Thanks to Bill 65—which passed in December with support by the Climate Challenge—Honolulu must finalize its first climate action plan. The document was drafted with input from stakeholders across O‘ahu and the University of Hawai‘i Economic Research Organization. The plan lays out strategies the city can take over the next five years to reach its goal of carbon neutrality by 2045.
Nicola Hedge, now the deputy director of Honolulu’s resilience office and previously the Climate Challenge’s local NRDC staffer, helped create the climate action plan. “Time and again, as the community was engaged throughout this process, we were reminded that we cannot sit back and wait for climate change to destroy more of our coastline,” says Hedge, who helped shepherd and pass the three critical climate bills, as well as the city’s new bus and bike lanes. “We have to invest now in solutions that reduce polluting emissions, put people back to work, lower energy bills, and create more livable communities.”

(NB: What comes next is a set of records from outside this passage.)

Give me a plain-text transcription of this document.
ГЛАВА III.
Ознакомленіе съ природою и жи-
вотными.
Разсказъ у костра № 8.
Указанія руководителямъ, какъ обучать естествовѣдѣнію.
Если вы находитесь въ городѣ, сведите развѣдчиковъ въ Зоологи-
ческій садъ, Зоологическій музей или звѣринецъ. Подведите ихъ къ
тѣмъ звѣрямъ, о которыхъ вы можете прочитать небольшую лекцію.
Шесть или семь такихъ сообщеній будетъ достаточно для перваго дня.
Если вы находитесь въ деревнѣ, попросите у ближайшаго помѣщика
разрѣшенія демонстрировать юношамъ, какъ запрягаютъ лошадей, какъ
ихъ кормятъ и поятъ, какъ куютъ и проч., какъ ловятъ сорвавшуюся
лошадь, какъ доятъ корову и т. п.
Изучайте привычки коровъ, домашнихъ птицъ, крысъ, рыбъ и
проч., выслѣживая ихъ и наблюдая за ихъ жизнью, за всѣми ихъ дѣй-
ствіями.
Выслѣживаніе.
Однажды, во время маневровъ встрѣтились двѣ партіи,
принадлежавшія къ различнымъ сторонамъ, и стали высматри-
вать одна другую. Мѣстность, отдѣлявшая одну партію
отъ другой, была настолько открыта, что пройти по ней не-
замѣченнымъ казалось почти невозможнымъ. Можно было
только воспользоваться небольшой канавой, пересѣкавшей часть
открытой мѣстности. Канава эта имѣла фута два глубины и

“Stakeholders kept us honest about what it takes to really reduce emissions and what the most effective ways are to do that in buildings and energy, transportation, and waste management—which are the biggest slices of our greenhouse gas inventory pie,” says Matthew Gonser, Honolulu’s new chief resilience officer.
Gonser also sees promise in the newly passed benchmarking requirement—a Climate Challenge–supported action—that says the city must report the energy and water consumption in most public buildings. With the city using that data to fix inefficiencies in things like outdated appliances and drafty windows, the new reporting program is projected to save Honolulu’s taxpayers as much as $7 million over the next decade.
While all three Climate Challenge–backed bills mark substantive steps forward, they could have been stronger—a mark of how much, despite mayoral leadership, status quo interests had the ear of Honolulu’s previous city council. But with vocal community residents, especially many active youth, the bills passed.
Now, the council has changed, there’s a new mayor, and, of course, a new federal administration in Washington. There may be new paths forward. And the local demand only continues to build. “We have a great opportunity to show innovation,” Gonser says. “We can show how you can link climate action with economic recovery and growth—and start to signal not only inspiration and hope but also real prosperity.”